Understand the significance of information provided in course outlines
- Course name and description (what the professor emphasizes)
- Professor's name and contact information
- Required and recommended texts (study guides)
- Course objectives
- Assignments and exams (dates, weight, details, etc.)
- Course Syllabus (i.e., topics and readings for each class)
Use the information from course outlines and time management strategies to plan the term (set goals and prioritize)
Use the course schedule, your familiarity with the material, the relative weight of the assignments and exams (that is, what percentage of the total grade are the assignments and exams worth), and information from the professor to help prioritize your tasks and manage your time effectively.
- Start with a term calendar that shows you the entire term at a glance. Write exam dates and assigment/lab due dates on this calendar, along with other events that will affect your schedule (example of a term calendar). You may want to use a paper calendar you post on the wall in a spot that catches your attention on a regular basis. Or, you could use the day timer provided to you by the USSU (University of Saskatchewan Students' Union), or an online calendar such as a google calendar, outlook or your PAWS calendar.

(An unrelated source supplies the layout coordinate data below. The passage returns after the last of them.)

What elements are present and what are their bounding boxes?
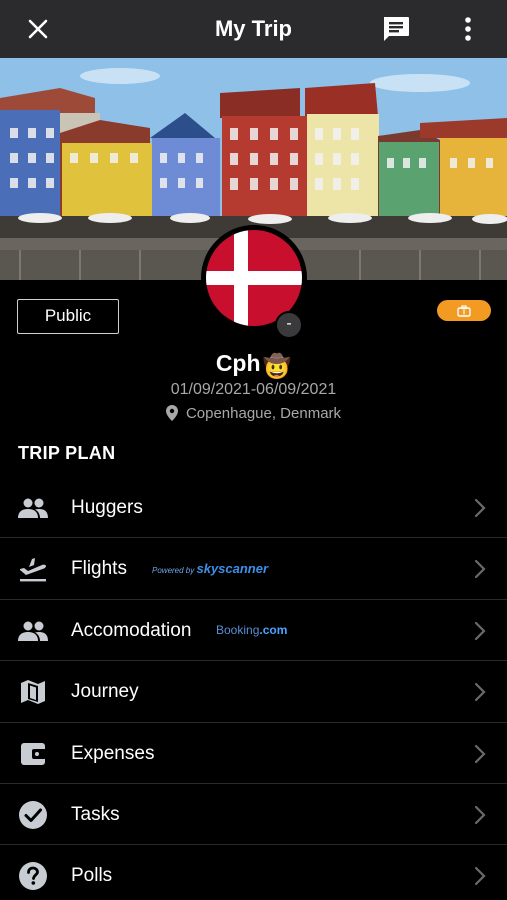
more-options-button[interactable]: [448, 0, 488, 58]
wallet-icon: [17, 738, 49, 770]
check-circle-icon: [17, 799, 49, 831]
more-vertical-icon: [465, 17, 471, 41]
chevron-right-icon: [474, 744, 486, 763]
section-title: TRIP PLAN: [18, 443, 116, 463]
plan-item-tasks[interactable]: Tasks: [0, 784, 507, 846]
plan-item-label: Accomodation: [71, 619, 192, 641]
suitcase-badge[interactable]: [437, 300, 491, 321]
powered-by-text: Powered by: [152, 566, 195, 576]
plan-item-label: Tasks: [71, 803, 120, 825]
trip-location-text: Copenhague, Denmark: [185, 405, 342, 422]
booking-com-text: .com: [259, 622, 288, 637]
plan-item-accomodation[interactable]: Accomodation Booking.com: [0, 600, 507, 662]
chevron-right-icon: [474, 867, 486, 886]
plan-item-label: Flights: [71, 558, 127, 580]
trip-dates: 01/09/2021-06/09/2021: [170, 381, 337, 398]
booking-logo: Booking.com: [216, 600, 287, 661]
plan-item-huggers[interactable]: Huggers: [0, 477, 507, 539]
help-circle-icon: [17, 860, 49, 892]
plan-item-polls[interactable]: Polls: [0, 845, 507, 900]
plan-item-flights[interactable]: Flights Powered by skyscanner: [0, 538, 507, 601]
chevron-right-icon: [474, 805, 486, 825]
chevron-right-icon: [474, 683, 486, 702]
remove-avatar-button[interactable]: -: [275, 311, 303, 339]
page-title: My Trip: [214, 16, 292, 41]
skyscanner-logo: Powered by skyscanner: [152, 538, 268, 601]
trip-location: Copenhague, Denmark: [0, 405, 507, 422]
visibility-button[interactable]: Public: [17, 299, 119, 334]
plan-item-label: Journey: [71, 681, 139, 703]
map-icon: [17, 676, 49, 708]
chat-icon: [384, 17, 409, 41]
trip-name-text: Cph: [215, 350, 261, 376]
plan-item-label: Polls: [71, 865, 113, 887]
flight-takeoff-icon: [17, 553, 49, 585]
chevron-right-icon: [474, 621, 486, 640]
plan-item-label: Huggers: [71, 497, 143, 518]
chat-button[interactable]: [372, 0, 420, 58]
trip-name: Cph🤠: [0, 350, 507, 380]
plan-item-journey[interactable]: Journey: [0, 661, 507, 723]
top-bar: My Trip: [0, 0, 507, 58]
plan-item-label: Expenses: [71, 742, 155, 764]
trip-plan-list: Huggers Flights Powered by skyscanner Ac…: [0, 477, 507, 900]
group-icon: [17, 492, 49, 524]
plan-item-expenses[interactable]: Expenses: [0, 723, 507, 784]
location-pin-icon: [165, 405, 178, 421]
suitcase-icon: [457, 304, 471, 317]
skyscanner-text: skyscanner: [196, 561, 269, 577]
booking-text: Booking: [216, 622, 260, 637]
cowboy-emoji-icon: 🤠: [262, 353, 292, 379]
chevron-right-icon: [474, 498, 486, 518]
chevron-right-icon: [474, 560, 486, 579]
group-icon: [17, 615, 49, 647]
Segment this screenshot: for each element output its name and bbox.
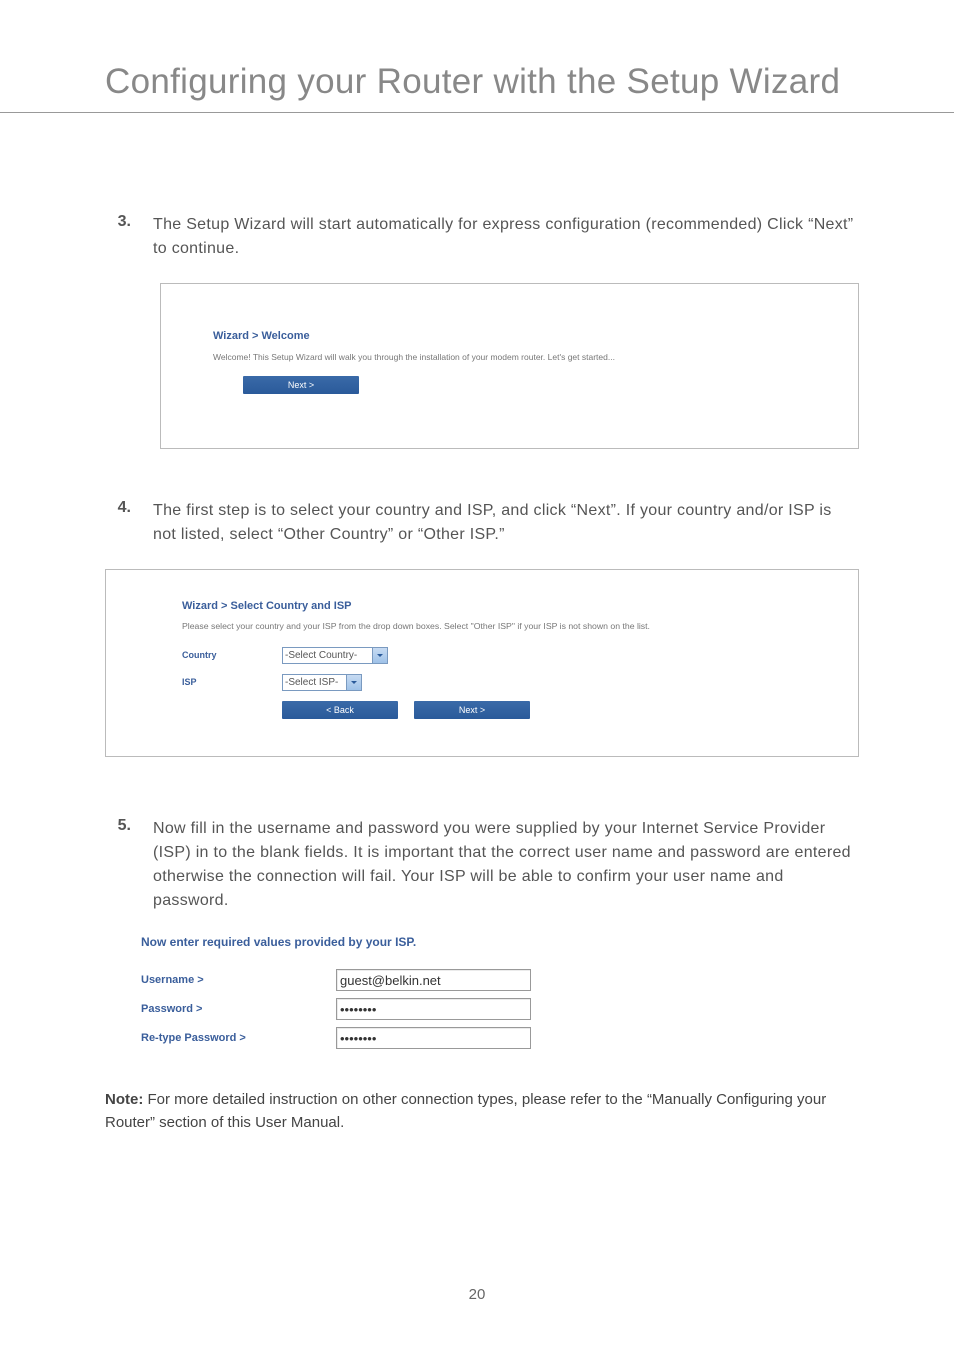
note-bold: Note: (105, 1091, 143, 1108)
credentials-panel: Now enter required values provided by yo… (141, 935, 859, 1049)
step-3: 3. The Setup Wizard will start automatic… (105, 213, 859, 261)
step-number: 5. (105, 817, 131, 913)
country-label: Country (182, 650, 282, 660)
credentials-title: Now enter required values provided by yo… (141, 935, 859, 949)
wizard-welcome-panel: Wizard > Welcome Welcome! This Setup Wiz… (160, 283, 859, 449)
country-select-value: -Select Country- (285, 650, 357, 661)
username-field[interactable]: guest@belkin.net (336, 969, 531, 991)
wizard-country-isp-panel: Wizard > Select Country and ISP Please s… (105, 569, 859, 757)
step-text: Now fill in the username and password yo… (153, 817, 859, 913)
retype-password-label: Re-type Password > (141, 1032, 336, 1044)
chevron-down-icon (346, 675, 361, 690)
country-select[interactable]: -Select Country- (282, 647, 388, 664)
note-text: Note: For more detailed instruction on o… (105, 1089, 859, 1134)
back-button[interactable]: < Back (282, 701, 398, 719)
password-label: Password > (141, 1003, 336, 1015)
chevron-down-icon (372, 648, 387, 663)
isp-label: ISP (182, 677, 282, 687)
password-field[interactable]: •••••••• (336, 998, 531, 1020)
panel-description: Please select your country and your ISP … (182, 621, 722, 633)
step-4: 4. The first step is to select your coun… (105, 499, 859, 547)
step-number: 3. (105, 213, 131, 261)
retype-password-field[interactable]: •••••••• (336, 1027, 531, 1049)
breadcrumb: Wizard > Welcome (213, 330, 830, 342)
next-button[interactable]: Next > (243, 376, 359, 394)
step-number: 4. (105, 499, 131, 547)
panel-description: Welcome! This Setup Wizard will walk you… (213, 352, 830, 362)
page-number: 20 (0, 1286, 954, 1303)
step-text: The first step is to select your country… (153, 499, 859, 547)
breadcrumb: Wizard > Select Country and ISP (182, 600, 830, 612)
username-label: Username > (141, 974, 336, 986)
note-body: For more detailed instruction on other c… (105, 1091, 826, 1131)
next-button[interactable]: Next > (414, 701, 530, 719)
step-text: The Setup Wizard will start automaticall… (153, 213, 859, 261)
isp-select[interactable]: -Select ISP- (282, 674, 362, 691)
isp-select-value: -Select ISP- (285, 677, 338, 688)
step-5: 5. Now fill in the username and password… (105, 817, 859, 913)
page-title: Configuring your Router with the Setup W… (0, 0, 954, 113)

- When deciding how much time to spend on an assignment, consider the weight of the assignment and the difficulty of the class as well as how long it will take you to complete it. For example, it makes sense to budget three times as much time to writing a term paper worth 30% than you would in preparing for a midterm worth only 10%. However, you will also want to spend more time on the more difficult classes.
- The first time you do a new activity, you're facing a "double learning curve"-not only are you learning new material, you are also learning how to do a particular type of assignment. The first time you write a university-level paper, for example, you'll need to learn how to find appropriate resources, how the library works and what presentation format the professor expects. Allow extra time for this double learning curve. If you need some help in getting started, plan a visit to the University Learning Centre for Writing Help.
- One approach for dealing with last minute activities and assignments that compete for your time is to set due dates for assignments a week earlier than they actually are. It is better to have extra time planned for completing work and dealing with the unexpected, than to run out of time.
- To counter procrastination, break larger assignments into smaller tasks, and then set times to accomplish the smaller steps. Be sure to reward yourself! Give yourself a small reward for a small task, perhaps 5-15 minutes break for every 40-50 minutes of studying and a bigger reward, possibly a movie, for a week of following your study schedule. Be sure to reward both your process goals (Did you spend as much time studying as you'd planned?) as well as your progress goals (Did you make significant progress on the completion of your assignment?)